Kimya dalında Nobel alan Profesör Doktor Aziz Sancar’ı arayarak tebrik ettiğini, sevincini kendisiyle paylaştığını belirten Erdoğan, A Milli Futbol Takımının İzlanda'yı yenerek Euro 2016’ya doğrudan katılma hakkını elde etmesinin sevincini millet olarak hep birlikte yaşadıklarını bildirdi.
Erdoğan, geçen çarşamba günü Çankırı'da 516 milyon dolarlık yatırım olan lastik fabrikasının açılışını gerçekleştirdiklerini hatırlatarak, cuma günü de G20 zirvesinin hazırlıkları kapsamında İstanbul’da düzenlenen “Kadın 20 Zirvesi”nde dünyanın dört bir tarafından gelen hanımlarla ekonomiyi, çalışma hayatını, istihdamı ve terörü konuştuklarını belirtti.
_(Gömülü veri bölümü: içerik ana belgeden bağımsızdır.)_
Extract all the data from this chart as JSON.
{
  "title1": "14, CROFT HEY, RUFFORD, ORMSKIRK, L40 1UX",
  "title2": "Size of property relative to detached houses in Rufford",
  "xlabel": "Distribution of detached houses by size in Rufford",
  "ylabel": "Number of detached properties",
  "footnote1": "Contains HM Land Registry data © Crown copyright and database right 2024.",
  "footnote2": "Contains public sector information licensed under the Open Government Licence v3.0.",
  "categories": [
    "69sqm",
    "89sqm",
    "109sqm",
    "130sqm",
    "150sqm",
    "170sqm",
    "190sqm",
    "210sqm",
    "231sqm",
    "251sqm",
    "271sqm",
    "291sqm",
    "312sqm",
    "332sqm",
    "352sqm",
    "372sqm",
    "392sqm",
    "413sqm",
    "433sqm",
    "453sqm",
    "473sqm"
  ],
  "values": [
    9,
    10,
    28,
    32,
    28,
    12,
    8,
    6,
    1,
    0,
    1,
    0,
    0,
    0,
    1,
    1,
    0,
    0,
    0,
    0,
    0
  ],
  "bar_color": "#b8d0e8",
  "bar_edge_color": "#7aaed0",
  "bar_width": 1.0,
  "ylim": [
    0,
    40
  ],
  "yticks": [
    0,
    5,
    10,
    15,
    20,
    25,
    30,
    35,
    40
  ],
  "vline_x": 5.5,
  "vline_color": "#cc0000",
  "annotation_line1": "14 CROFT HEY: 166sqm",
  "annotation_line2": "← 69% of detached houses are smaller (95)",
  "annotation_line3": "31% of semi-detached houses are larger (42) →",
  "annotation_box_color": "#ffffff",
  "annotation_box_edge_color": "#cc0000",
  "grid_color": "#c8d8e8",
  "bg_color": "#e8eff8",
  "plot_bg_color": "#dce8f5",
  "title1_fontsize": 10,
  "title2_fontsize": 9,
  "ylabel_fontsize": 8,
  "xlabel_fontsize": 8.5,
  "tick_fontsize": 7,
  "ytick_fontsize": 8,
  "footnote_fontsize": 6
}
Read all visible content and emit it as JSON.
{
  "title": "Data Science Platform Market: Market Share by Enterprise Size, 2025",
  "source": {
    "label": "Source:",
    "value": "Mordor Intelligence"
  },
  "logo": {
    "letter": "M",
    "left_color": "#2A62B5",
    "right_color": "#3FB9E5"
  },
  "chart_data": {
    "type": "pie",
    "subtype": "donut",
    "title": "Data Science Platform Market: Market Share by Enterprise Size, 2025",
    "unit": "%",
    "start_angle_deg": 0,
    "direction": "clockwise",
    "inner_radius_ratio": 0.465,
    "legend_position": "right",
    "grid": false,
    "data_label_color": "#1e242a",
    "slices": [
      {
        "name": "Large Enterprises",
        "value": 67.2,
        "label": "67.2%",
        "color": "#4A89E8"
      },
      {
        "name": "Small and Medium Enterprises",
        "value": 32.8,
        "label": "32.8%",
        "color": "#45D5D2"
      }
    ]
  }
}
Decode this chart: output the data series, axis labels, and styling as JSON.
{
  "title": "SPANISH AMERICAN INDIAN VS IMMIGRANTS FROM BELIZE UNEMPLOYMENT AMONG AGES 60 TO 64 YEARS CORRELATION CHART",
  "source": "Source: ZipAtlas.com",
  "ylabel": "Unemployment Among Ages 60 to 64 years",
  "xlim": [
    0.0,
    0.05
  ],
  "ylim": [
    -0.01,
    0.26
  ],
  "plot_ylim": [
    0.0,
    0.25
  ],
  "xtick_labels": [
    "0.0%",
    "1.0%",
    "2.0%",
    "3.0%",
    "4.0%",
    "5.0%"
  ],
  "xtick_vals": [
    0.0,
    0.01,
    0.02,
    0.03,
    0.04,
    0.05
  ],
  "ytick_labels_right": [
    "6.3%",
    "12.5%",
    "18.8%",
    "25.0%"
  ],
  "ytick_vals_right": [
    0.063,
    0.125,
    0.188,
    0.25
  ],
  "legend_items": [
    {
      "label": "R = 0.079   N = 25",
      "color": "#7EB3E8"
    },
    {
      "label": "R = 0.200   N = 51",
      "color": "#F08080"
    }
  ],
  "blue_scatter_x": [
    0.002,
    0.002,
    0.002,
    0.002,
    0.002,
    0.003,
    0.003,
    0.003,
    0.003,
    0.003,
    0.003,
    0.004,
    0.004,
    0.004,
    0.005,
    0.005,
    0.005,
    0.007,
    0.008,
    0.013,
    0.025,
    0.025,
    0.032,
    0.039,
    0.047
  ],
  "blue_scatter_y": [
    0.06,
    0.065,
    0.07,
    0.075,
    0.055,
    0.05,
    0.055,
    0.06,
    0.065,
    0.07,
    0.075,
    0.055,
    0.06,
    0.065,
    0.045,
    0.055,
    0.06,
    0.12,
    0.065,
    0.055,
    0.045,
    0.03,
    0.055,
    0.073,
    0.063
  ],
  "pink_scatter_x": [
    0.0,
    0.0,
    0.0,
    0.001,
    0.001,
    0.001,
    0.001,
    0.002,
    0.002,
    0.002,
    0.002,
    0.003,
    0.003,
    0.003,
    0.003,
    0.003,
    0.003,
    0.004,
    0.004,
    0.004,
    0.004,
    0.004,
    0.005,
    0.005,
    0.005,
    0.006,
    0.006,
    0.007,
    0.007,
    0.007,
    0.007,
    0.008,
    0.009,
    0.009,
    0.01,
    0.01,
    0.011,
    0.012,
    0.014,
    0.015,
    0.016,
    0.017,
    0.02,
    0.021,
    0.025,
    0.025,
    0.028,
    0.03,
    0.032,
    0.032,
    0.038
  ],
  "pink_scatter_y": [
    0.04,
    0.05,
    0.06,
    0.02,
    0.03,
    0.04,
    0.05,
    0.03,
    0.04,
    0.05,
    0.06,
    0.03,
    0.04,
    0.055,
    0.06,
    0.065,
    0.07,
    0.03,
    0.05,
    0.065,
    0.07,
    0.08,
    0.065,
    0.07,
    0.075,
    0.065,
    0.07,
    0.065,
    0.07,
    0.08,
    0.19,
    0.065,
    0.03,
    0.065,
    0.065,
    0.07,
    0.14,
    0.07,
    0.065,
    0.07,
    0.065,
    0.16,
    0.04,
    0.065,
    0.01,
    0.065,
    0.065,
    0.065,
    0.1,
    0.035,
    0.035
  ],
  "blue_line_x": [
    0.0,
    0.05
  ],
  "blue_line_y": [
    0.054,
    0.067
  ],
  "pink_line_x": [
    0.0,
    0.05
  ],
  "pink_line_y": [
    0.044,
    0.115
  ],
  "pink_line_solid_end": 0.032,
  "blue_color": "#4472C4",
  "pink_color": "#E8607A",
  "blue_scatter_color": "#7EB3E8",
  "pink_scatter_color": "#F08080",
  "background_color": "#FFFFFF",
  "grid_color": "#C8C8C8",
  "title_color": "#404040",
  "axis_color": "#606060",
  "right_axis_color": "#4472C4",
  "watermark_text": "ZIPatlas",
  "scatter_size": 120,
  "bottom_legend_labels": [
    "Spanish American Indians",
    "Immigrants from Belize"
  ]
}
- "Balonla su götürdüler, sonra o balon patladı ve öyle de kaldı"
Cumhurbaşkanı Erdoğan, cuma gecesi Türksat 4B uydusunun Kazakistan’dan uzaya fırlatılışının heyecanını hep birlikte yaşadıklarını anlatarak, şunları kaydetti:
"Cumartesi günü hem Mersin’de hem Kıbrıs’ta düzenlenen törenlerle bir hayalin daha gerçeğe dönüşmesine bizzat şahitlik ettik. Anamur’dan 107 kilometrelik bir boru hattıyla Kuzey Kıbrıs Türk Cumhuriyeti’ne içme ve tarımsal sulama suyu götüren projenin açılışını gerçekleştirdik. Anamur’daki Alaköprü Barajı'nda toplanan suyu Akdeniz’in altından borularla Kuzey Kıbrıs’taki Geçitköy Barajı'na aktaran, oradan da adaya dağıtan bu proje 1 milyar 600 milyon liralık bir yatırımdır. Şimdi hemen bunu lekelemek, gölgelemek için şunu söylemeye başladılar, 'Kuzey Kıbrıs’a daha önce su gitti.' Değerli arkadaşlar doğru, balonla su götürdüler. Sonra o balon patladı ve öyle de kaldı. 'Bugün balonla, yarın boruyla buraya su gelecek' dediler. Tabii o balonla bu işin olmayacağını kendileri de biliyorlardı. Tabii şimdi 'tukaka' diyecek ya, bunu demek için 'nereden, nasıl yaklaşayım da bunu söyleyeyim'. Gerçekçi ol.”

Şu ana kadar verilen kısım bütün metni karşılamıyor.